Roma settlements in Pristina, Kosovo
More about this project
With the break up of the former Yugoslavia in the late 1990s, an entire region descended into war – at its end many communities were left devastated, their private and public lives destroyed. In 2000 and 2001 Diploma Unit 6 studied this war-ravaged topography. They surveyed areas in Vushtrii and Pristina, exchanging ideas with residents of the Albanian and Serb communities, exploring how situation-specific architecture can evolve from the narratives of the damaged and displaced to recreate shared civic places in ways which engage designers, builders and end-users in the process of city renewal.
Again in 2011, Diploma Unit 6 returned to Pristina; now the transformed bustling capital city of a newly independent nation.

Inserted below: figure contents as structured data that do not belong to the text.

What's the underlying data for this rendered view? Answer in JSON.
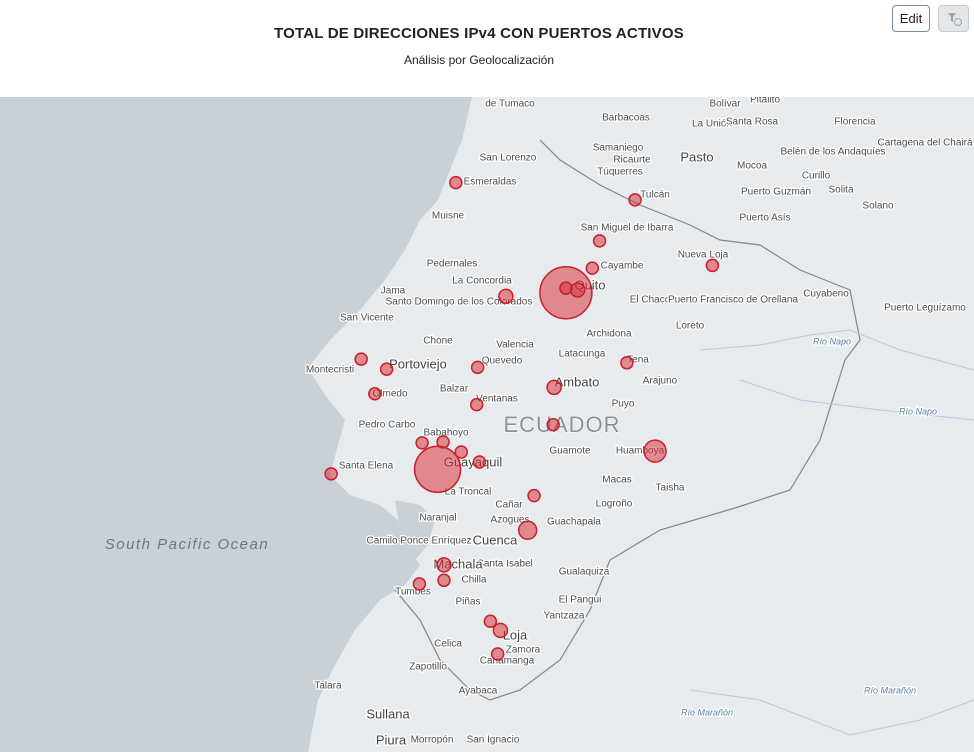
{
  "header": {
    "title": "TOTAL DE DIRECCIONES IPv4 CON PUERTOS  ACTIVOS",
    "subtitle": "Análisis por Geolocalización",
    "edit_button": "Edit"
  },
  "map": {
    "labels": [
      "de Tumaco",
      "Bolívar",
      "Pitalito",
      "Barbacoas",
      "La Unión",
      "Santa Rosa",
      "Florencia",
      "Cartagena del Chairá",
      "San Lorenzo",
      "Samaniego",
      "Ricaurte",
      "Túquerres",
      "Pasto",
      "Mocoa",
      "Belén de los Andaquíes",
      "Curillo",
      "Esmeraldas",
      "Tulcán",
      "Puerto Guzmán",
      "Solita",
      "Muisne",
      "San Miguel de Ibarra",
      "Puerto Asís",
      "Solano",
      "Nueva Loja",
      "Pedernales",
      "Cayambe",
      "La Concordia",
      "Jama",
      "Quito",
      "Santo Domingo de los Colorados",
      "El Chaco",
      "Puerto Francisco de Orellana",
      "Cuyabeno",
      "Puerto Leguízamo",
      "San Vicente",
      "Archidona",
      "Loreto",
      "Chone",
      "Valencia",
      "Río Napo",
      "Latacunga",
      "Portoviejo",
      "Quevedo",
      "Montecristi",
      "Tena",
      "Ambato",
      "Arajuno",
      "Balzar",
      "Ventanas",
      "Olmedo",
      "Puyo",
      "Río Napo",
      "ECUADOR",
      "Pedro Carbo",
      "Babahoyo",
      "Guamote",
      "Huamboya",
      "Santa Elena",
      "Guayaquil",
      "Taisha",
      "Macas",
      "La Troncal",
      "Cañar",
      "Logroño",
      "Naranjal",
      "Azogues",
      "Guachapala",
      "South Pacific Ocean",
      "Camilo Ponce Enríquez",
      "Cuenca",
      "Santa Isabel",
      "Machala",
      "Gualaquiza",
      "Chilla",
      "Tumbes",
      "El Pangui",
      "Piñas",
      "Yantzaza",
      "Celica",
      "Zamora",
      "Loja",
      "Zapotillo",
      "Cariamanga",
      "Talara",
      "Ayabaca",
      "Sullana",
      "Piura",
      "Morropón",
      "San Ignacio",
      "Río Marañón",
      "Río Marañón"
    ],
    "points": [
      {
        "lat": 0.96,
        "lon": -79.7,
        "value": 360
      },
      {
        "lat": 0.77,
        "lon": -77.73,
        "value": 360
      },
      {
        "lat": 0.32,
        "lon": -78.12,
        "value": 360
      },
      {
        "lat": 0.02,
        "lon": -78.2,
        "value": 360
      },
      {
        "lat": -0.25,
        "lon": -78.49,
        "value": 6760
      },
      {
        "lat": -0.2,
        "lon": -78.49,
        "value": 360
      },
      {
        "lat": -0.22,
        "lon": -78.36,
        "value": 490
      },
      {
        "lat": 0.05,
        "lon": -76.88,
        "value": 360
      },
      {
        "lat": -0.29,
        "lon": -79.15,
        "value": 490
      },
      {
        "lat": -0.98,
        "lon": -80.74,
        "value": 360
      },
      {
        "lat": -1.09,
        "lon": -80.46,
        "value": 360
      },
      {
        "lat": -1.36,
        "lon": -80.59,
        "value": 360
      },
      {
        "lat": -1.07,
        "lon": -79.46,
        "value": 360
      },
      {
        "lat": -1.02,
        "lon": -77.82,
        "value": 360
      },
      {
        "lat": -1.29,
        "lon": -78.62,
        "value": 490
      },
      {
        "lat": -1.48,
        "lon": -79.47,
        "value": 360
      },
      {
        "lat": -1.7,
        "lon": -78.63,
        "value": 360
      },
      {
        "lat": -1.89,
        "lon": -79.84,
        "value": 360
      },
      {
        "lat": -1.9,
        "lon": -80.07,
        "value": 360
      },
      {
        "lat": -2.0,
        "lon": -79.64,
        "value": 360
      },
      {
        "lat": -2.11,
        "lon": -79.44,
        "value": 360
      },
      {
        "lat": -2.19,
        "lon": -79.9,
        "value": 5290
      },
      {
        "lat": -2.24,
        "lon": -81.07,
        "value": 360
      },
      {
        "lat": -1.99,
        "lon": -77.51,
        "value": 1210
      },
      {
        "lat": -2.48,
        "lon": -78.84,
        "value": 360
      },
      {
        "lat": -2.86,
        "lon": -78.91,
        "value": 810
      },
      {
        "lat": -3.24,
        "lon": -79.83,
        "value": 490
      },
      {
        "lat": -3.41,
        "lon": -79.83,
        "value": 360
      },
      {
        "lat": -3.45,
        "lon": -80.1,
        "value": 360
      },
      {
        "lat": -3.86,
        "lon": -79.32,
        "value": 360
      },
      {
        "lat": -3.96,
        "lon": -79.21,
        "value": 490
      },
      {
        "lat": -4.22,
        "lon": -79.24,
        "value": 360
      }
    ]
  }
}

The old communist motif of ‘destroy the old and build the new’ had ironically led to much unregulated growth and the population had increased fivefold in a decade with marginalised poorer sections of the population living on the edge of the city waiting to enter the European Union to earn some hard currency.
This time students studied Roma, Ashkali and ‘Egyptian’ waste pickers living astride the old railway line in Fushe Kosova, on the outskirts of Pristina, whose adult members travelled to and from the EU earning Euros as and when they could. The students returned in summer 2012 and, funded by a RIBA travel scholarship, exhibited their proposals both within the community and on the main streets of Pristina.